Lloyd L. Gaines - Aftermath

Aftermath

Gaines left behind a duffel bag filled with dirty clothing at the fraternity house when he disappeared. Since he had had a history of leaving for days at a time with little or no notice to his friends and family, and often kept to himself, his absence seemed unremarkable at first. No report was made to the police in either Chicago or St. Louis.

His disappearance finally became an issue several months later. In August, Houston and Sidney Redmond went looking for him as they began to argue his case at the Missouri Supreme Court's rehearing. They could not locate him, and Redmond recalled that the Gaines family was neither concerned nor very helpful in trying to do so. The Lincoln University School of Law in St. Louis opened in late September to pickets denouncing it as a segregationist sham. While 30 students who had been admitted since it was created showed up, Gaines was not among them. Since only Gaines had been denied admission to the University of Missouri School of Law, only he had standing to pursue the case before the Supreme Court of Missouri, and the case could not proceed without him.

Near the end of the year the NAACP began a frantic effort to find him. There were rumors that he had been killed or committed suicide, along with rumors that he had been paid off to disappear and was either living in Mexico City or teaching school in New York. The story received widespread media attention, and his picture was published in newspapers across the country with a plea for anyone with information to contact the NAACP. No credible leads were received. In his 1948 memoirs, NAACP president Walter White said, "He has been variously reported in Mexico, apparently supplied with ample funds, and in other parts of North America."

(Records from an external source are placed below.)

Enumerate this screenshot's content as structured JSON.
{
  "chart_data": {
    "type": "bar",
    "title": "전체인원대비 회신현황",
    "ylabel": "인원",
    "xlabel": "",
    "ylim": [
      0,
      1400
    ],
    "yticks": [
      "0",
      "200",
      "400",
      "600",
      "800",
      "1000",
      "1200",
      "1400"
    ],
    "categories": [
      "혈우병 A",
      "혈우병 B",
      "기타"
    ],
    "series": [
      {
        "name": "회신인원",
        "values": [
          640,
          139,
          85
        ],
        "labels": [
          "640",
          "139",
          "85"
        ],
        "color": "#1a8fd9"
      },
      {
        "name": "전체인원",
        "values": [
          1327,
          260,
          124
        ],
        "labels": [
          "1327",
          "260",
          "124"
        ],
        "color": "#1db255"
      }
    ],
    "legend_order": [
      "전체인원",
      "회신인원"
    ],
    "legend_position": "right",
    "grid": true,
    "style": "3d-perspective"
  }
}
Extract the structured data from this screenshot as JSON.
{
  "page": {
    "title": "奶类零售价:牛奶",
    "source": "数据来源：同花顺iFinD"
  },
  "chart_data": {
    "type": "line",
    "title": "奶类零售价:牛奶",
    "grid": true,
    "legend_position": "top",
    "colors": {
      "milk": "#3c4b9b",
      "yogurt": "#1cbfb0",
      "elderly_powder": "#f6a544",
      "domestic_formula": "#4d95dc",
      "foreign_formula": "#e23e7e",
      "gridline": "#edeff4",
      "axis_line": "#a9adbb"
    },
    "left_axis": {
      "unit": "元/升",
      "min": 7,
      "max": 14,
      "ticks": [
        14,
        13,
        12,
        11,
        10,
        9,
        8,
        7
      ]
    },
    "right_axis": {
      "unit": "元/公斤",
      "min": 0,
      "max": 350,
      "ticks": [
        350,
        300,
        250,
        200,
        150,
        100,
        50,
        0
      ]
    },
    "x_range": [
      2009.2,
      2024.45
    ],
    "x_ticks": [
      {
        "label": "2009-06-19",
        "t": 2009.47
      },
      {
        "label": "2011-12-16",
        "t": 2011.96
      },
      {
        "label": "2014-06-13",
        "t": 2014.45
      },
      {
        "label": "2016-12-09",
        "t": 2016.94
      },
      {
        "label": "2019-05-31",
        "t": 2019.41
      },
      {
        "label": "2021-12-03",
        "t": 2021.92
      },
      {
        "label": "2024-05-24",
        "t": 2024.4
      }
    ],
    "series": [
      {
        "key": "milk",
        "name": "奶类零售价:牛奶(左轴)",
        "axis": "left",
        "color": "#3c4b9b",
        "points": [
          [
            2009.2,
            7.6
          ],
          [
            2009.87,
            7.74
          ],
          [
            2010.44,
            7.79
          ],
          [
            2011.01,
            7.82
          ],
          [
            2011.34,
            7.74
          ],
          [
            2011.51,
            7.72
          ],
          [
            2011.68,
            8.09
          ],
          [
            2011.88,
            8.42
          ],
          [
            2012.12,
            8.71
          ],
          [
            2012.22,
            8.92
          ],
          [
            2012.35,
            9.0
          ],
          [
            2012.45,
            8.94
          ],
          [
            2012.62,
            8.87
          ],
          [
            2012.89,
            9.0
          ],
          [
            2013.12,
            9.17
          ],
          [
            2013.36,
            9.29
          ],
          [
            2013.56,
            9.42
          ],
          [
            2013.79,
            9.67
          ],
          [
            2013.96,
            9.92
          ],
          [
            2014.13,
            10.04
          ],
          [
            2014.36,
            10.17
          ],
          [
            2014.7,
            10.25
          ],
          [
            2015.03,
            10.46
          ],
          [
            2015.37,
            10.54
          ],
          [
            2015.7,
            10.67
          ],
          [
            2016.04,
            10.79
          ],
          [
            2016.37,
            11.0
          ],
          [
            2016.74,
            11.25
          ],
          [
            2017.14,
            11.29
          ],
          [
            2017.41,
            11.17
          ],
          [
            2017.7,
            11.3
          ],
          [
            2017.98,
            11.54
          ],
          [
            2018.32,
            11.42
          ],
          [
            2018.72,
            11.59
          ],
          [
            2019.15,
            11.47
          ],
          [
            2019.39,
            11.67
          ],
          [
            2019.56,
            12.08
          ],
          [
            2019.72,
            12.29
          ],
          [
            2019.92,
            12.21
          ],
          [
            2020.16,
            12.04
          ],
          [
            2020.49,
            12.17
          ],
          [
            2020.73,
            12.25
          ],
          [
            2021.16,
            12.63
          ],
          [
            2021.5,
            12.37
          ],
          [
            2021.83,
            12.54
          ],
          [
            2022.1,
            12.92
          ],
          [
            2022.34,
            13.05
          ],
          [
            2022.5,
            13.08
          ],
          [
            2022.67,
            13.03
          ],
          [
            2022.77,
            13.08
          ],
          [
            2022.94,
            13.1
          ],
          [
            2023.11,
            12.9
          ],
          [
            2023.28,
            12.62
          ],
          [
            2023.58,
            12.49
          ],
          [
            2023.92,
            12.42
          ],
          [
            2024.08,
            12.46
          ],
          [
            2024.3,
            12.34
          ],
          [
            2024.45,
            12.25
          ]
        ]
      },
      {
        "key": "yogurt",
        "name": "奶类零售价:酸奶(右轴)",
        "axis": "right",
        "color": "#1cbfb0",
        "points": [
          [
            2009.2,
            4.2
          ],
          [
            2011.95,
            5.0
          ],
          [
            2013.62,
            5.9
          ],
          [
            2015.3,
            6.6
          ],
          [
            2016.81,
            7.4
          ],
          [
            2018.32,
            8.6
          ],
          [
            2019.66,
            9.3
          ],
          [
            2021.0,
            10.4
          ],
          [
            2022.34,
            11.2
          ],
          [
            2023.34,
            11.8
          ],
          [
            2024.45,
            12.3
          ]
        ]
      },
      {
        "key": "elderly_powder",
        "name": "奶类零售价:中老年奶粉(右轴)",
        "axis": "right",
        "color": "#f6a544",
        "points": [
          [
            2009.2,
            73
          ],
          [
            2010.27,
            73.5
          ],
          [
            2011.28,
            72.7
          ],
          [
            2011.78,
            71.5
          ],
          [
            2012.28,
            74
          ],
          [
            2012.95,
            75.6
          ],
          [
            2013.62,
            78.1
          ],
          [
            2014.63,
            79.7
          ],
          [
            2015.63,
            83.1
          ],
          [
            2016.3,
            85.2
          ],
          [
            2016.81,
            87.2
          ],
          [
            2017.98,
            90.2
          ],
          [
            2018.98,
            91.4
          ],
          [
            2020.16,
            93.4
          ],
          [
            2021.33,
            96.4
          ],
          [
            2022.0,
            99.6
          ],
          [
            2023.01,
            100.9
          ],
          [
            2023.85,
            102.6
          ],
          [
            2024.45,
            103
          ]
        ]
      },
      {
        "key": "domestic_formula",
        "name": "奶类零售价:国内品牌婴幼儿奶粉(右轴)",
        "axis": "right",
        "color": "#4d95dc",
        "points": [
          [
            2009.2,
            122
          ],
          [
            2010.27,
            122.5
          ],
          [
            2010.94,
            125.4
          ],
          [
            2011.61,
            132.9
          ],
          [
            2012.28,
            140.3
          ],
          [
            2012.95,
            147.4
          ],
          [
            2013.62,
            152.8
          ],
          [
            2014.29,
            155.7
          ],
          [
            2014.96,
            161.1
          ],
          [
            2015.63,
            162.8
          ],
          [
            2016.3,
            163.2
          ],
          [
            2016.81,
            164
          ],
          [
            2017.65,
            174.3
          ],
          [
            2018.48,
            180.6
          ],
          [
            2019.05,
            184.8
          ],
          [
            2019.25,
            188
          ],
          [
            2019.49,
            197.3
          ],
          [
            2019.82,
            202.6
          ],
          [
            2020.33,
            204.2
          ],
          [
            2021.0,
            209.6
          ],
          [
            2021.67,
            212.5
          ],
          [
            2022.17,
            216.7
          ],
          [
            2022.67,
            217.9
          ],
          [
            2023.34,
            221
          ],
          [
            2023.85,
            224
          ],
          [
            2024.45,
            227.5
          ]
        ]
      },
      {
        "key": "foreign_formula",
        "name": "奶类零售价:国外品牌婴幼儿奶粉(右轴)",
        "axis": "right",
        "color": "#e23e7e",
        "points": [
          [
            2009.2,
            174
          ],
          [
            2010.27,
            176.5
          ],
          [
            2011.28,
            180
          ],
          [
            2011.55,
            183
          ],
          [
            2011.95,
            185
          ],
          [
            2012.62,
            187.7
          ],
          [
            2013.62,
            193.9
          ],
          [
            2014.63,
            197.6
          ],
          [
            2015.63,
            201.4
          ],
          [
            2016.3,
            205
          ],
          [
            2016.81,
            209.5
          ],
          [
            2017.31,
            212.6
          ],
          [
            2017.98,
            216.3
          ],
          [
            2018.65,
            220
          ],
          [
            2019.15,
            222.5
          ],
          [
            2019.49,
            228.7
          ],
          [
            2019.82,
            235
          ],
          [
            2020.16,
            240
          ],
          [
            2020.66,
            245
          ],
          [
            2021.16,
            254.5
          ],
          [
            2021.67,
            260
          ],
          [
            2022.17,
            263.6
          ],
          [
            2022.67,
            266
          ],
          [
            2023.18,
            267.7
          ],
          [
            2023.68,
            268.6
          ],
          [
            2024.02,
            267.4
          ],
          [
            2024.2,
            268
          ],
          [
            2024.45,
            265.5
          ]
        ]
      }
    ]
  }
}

Gary Lavergne notes that Houston, Marshall and Redmond never publicly called for an investigation of the disappearance or stated that they believed Gaines had met with foul play. Since extrajudicial abductions and murders of African Americans who challenged segregation were not unheard of at the time, and the three lawyers frequently spoke out and demanded investigations when they believed they had occurred, he thinks that they had no such evidence and believed that the erratic Gaines, whom they knew to have grown resentful of the NAACP and his role in the lawsuit, had purposely dropped out of sight. Fifty years later, near the end of his own career as a Supreme Court justice, Marshall recalled the case in terms that suggest this assessment: "The sonofabitch just never contacted us again."

In January, the state of Missouri moved to dismiss the case due to the absence of the plaintiff. Houston and Redmond did not oppose the motion, and it was granted.